"Coraline" de Henry Selick
L'histoire: Coraline Jones est une fillette intrépide et douée d'une curiosité sans limites. Ses parents, qui ont tout juste emménagé avec elle dans une étrange maison, n'ont guère de temps à lui consacrer. Pour tromper son ennui, Coraline décide donc de jouer les exploratrices. Ouvrant une porte condamnée, elle pénètre dans un appartement identique au sien... mais où tout est différent. Dans cet Autre Monde, chaque chose lui paraît plus belle, plus colorée et plus attrayante. Son Autre Mère est pleinement disponible, son Autre Père prend la peine de lui mitonner des plats exquis, et même le Chat, si hautain dans la Vraie vie, daigne s'entretenir avec elle. Coraline est bien tentée d'élire domicile dans ce Monde merveilleux, qui répond à toutes ses attentes. Mais le rêve va très vite tourner au cauchemar. Prisonnière de l'Autre Mère, Coraline va devoir déployer des trésors de bravoure, d'imagination et de ténacité pour rentrer chez elle et sauver sa Vraie famille...
La critique Nelfesque: Quel chouette moment de cinéma! Un film d'animation comme on aimerait en voir plus souvent s'adressant aussi bien aux enfants qu'aux adultes. Enfin... je mets un bémol pour les enfants car il n'est pas à mettre devant tous les petits yeux! Ma petite voisine de salle obscure doit encore en faire des cauchemars, après avoir pleurer plus de la moitié du film (la pauvre...). Ici, on est bien loin du monde enchanté de Nicolas et Pimprenelle, l'ambiance est noire mais poétique.

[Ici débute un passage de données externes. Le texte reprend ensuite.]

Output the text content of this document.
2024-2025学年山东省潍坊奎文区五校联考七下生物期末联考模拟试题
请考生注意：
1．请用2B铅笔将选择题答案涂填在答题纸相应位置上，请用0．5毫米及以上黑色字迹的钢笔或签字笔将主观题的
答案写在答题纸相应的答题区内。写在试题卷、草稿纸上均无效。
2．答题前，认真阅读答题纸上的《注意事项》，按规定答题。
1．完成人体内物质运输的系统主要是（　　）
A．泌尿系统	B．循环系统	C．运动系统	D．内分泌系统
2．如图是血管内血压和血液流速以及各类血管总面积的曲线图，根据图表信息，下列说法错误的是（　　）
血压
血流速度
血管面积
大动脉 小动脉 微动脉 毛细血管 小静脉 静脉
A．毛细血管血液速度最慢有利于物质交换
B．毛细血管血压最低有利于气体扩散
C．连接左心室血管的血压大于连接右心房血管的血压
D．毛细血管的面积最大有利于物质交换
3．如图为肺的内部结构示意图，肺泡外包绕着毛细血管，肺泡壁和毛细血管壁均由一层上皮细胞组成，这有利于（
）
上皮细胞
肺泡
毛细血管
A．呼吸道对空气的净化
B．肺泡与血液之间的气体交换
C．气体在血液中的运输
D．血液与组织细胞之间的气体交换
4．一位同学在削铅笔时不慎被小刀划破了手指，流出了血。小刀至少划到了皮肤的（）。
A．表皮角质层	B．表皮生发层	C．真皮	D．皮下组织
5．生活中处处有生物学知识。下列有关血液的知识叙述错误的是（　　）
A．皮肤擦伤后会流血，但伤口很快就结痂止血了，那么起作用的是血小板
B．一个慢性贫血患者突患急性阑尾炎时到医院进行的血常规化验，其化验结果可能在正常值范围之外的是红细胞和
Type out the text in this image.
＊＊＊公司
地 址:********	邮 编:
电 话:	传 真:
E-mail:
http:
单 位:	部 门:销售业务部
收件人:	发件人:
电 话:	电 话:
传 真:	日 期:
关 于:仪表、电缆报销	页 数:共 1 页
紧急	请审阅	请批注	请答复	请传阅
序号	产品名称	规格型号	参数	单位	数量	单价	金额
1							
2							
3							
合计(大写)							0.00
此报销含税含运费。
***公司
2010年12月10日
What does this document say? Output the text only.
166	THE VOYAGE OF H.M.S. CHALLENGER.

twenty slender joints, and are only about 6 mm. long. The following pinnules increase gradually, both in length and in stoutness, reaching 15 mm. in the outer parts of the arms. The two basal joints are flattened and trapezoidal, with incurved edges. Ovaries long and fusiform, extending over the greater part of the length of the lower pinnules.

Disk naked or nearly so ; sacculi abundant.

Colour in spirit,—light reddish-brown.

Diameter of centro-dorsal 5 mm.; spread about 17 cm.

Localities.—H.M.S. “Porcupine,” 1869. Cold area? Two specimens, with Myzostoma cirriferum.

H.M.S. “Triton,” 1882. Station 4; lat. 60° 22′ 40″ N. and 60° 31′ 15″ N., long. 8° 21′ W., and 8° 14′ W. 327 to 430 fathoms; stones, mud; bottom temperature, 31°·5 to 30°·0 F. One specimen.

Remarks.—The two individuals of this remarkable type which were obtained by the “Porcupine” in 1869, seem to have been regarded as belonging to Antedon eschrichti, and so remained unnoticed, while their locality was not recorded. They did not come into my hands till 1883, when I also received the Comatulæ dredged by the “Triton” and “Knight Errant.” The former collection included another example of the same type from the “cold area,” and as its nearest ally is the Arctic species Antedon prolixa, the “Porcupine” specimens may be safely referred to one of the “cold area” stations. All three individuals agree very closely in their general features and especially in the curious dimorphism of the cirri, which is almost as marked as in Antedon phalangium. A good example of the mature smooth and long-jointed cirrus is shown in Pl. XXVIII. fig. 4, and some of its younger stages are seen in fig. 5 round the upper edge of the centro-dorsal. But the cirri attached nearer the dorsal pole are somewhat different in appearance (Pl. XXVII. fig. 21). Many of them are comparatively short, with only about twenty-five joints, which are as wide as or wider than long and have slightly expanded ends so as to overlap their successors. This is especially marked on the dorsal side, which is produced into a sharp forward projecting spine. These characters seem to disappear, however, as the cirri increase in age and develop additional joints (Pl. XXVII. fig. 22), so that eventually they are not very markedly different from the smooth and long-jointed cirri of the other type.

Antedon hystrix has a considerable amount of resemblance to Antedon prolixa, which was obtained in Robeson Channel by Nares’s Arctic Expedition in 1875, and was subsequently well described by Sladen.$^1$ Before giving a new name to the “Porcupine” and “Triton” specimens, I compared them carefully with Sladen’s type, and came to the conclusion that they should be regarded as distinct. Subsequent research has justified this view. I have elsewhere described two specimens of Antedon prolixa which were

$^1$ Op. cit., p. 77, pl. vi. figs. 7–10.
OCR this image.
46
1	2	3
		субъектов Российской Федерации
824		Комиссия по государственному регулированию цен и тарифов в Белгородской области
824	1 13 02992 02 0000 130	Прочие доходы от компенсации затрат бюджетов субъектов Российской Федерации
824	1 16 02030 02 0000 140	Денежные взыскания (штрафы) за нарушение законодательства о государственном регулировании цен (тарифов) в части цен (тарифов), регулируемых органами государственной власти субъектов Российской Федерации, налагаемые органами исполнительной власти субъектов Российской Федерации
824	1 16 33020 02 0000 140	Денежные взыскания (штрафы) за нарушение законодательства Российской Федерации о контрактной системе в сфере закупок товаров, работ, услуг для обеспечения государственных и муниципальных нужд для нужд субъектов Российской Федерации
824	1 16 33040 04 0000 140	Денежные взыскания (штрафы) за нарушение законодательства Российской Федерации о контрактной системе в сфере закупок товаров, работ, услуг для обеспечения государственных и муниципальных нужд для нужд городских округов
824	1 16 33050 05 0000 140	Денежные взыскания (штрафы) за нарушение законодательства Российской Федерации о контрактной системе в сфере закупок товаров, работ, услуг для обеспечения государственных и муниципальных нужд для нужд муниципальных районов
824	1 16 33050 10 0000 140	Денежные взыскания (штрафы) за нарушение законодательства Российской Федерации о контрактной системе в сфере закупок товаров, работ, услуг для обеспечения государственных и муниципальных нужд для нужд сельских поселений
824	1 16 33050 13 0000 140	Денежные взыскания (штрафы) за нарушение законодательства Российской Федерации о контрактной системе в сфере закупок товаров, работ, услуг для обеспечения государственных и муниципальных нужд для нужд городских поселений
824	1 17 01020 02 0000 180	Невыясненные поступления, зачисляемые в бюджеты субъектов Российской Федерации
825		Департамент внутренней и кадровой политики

Les décors sont sublimes, la musique aussi et le ton est juste. Nous ne sommes pas dans le gnangnan conventionnel et le niais qu'on donne d'ordinaire aux enfants. "Il faut savoir se contenter de ce que l'on a" semble être la morale de l'histoire. "Tout ce qui brille n'est pas d'or" conviendrait aussi... Dans ce monde basé sur la consommation, j'aime voir des productions qui montrent d'autres valeurs que celles de l'apparence.

Petite remarque en passant: regardez bien le "vrai" papa de Coraline! Perso, il me fait furieusement penser à Vincent Lindon!

La critique de Mr K: 6/6. Excellent moment de cinéma. Au diable la 3D et autres moyens d'animation dits "modernes", vive la "stop-motion", technique déjà éprouvée sur des classiques comme Chicken Run, L'étrange Noël de Mr Jack et Les noces funèbres. En allant voir ce métrage, c'est une variation autour d'Alice au pays des merveilles qui s'offre à nous. Un monde parallèle au premier abord merveilleux mais qui peu à peu montre ses limites, ses non-dits et finalement son aspect cauchemardesque. A ce propos, on ne peut pas dire que ce soit un film à conseiller aux plus jeunes vu les réactions de certains môme dans l'assistance, spéciale dédicace à la petite fille "terrorrifiée" qui se trouvait dans le rang derrière nous. Un univers déviant donc mais débordant de poésie et de finesse. Ainsi, nous ne nous retrouvons pas devant une énième histoire d'enfant malheureux où la fin transpire la guimauve (si si c'est possible) mais devant une oeuvre réellement décalée, underground qui ne prend pas nos chers têtes blondes et nous même pour des c... . Pour ma part, j'ai particulièrement apprécié le personnage du Chouminou, l'ambiance déliquescente du monde parallèle et la frénésie de couleurs et d'animations loufdingues composant cette oeuvre. L'humour est présent du début à la fin et fait mouche à chaque fois, histoire de contrebalancer le malaise qui s'installe. A voir absolument!